Fig. 1: Estimates of Snow Water Availability (SWA) over northern North America.

a The northern North America, compromising Canada and Alaska, and its 25 drainage regions111, mapped over the 25 × 25 km2 grid system of National Aeronautics and Space Administration’s (NASA’s) Making Earth System Data Records for Use in Research Environments (MEaSUREs) for the global landscape Freeze-Thaw Earth System Data Record (FT-ESDR165). This discretization divides the total domain into 18,060 grid cells; b Categorizations of the area-averaged 25 × 25 km2 elevation across 0–500 m, 500–1000 m, 1000–1500 m, and 1500–3000 m elevation bands.
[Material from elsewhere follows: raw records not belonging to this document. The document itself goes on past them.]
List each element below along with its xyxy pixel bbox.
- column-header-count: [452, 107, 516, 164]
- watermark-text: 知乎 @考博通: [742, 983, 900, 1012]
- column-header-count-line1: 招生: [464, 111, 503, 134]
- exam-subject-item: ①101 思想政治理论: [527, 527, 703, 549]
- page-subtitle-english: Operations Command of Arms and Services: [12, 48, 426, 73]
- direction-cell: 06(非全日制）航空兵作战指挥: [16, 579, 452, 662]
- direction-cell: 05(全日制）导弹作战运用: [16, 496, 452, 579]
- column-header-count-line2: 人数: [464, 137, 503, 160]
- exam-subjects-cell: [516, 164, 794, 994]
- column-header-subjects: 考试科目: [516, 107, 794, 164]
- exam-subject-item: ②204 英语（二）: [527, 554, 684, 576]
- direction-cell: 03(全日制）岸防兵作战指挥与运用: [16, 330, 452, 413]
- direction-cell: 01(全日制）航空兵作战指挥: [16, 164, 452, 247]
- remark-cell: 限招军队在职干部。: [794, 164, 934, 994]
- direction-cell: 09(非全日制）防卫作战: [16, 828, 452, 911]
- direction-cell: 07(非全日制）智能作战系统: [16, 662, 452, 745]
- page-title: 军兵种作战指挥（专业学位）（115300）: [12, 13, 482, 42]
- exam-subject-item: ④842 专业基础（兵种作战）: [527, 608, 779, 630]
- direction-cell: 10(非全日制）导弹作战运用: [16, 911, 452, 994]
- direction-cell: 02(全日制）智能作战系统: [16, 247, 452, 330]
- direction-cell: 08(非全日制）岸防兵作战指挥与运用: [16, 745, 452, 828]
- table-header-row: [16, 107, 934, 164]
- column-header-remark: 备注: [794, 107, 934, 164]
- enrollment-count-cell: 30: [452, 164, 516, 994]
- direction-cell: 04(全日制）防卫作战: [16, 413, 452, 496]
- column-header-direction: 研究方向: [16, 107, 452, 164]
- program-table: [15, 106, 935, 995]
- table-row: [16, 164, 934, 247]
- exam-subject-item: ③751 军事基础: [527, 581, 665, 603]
The elevation data is based on the 1 km Global Multi-resolution Terrain Elevation Data 2010 (GMTED2010163); c Clustering the 25 drainage regions under the five major ocean-drained basins in Canada and Alaska; d Geographic extents of five SWA classes, based on annual long-term mean during 2000–2019. Five SWA classes considered include low (50 mm and below; dark blue), below-average (50–70 mm; light blue), average (70–100 mm; green), above-average (100–120 mm; pink) and high (120 mm and more; red). Each panel corresponds to one of the four estimates of SWA across Canada and Alaska. SWA1 and SWA2 have a cutoff at 64 °N due to missing MODIS data during polar nights.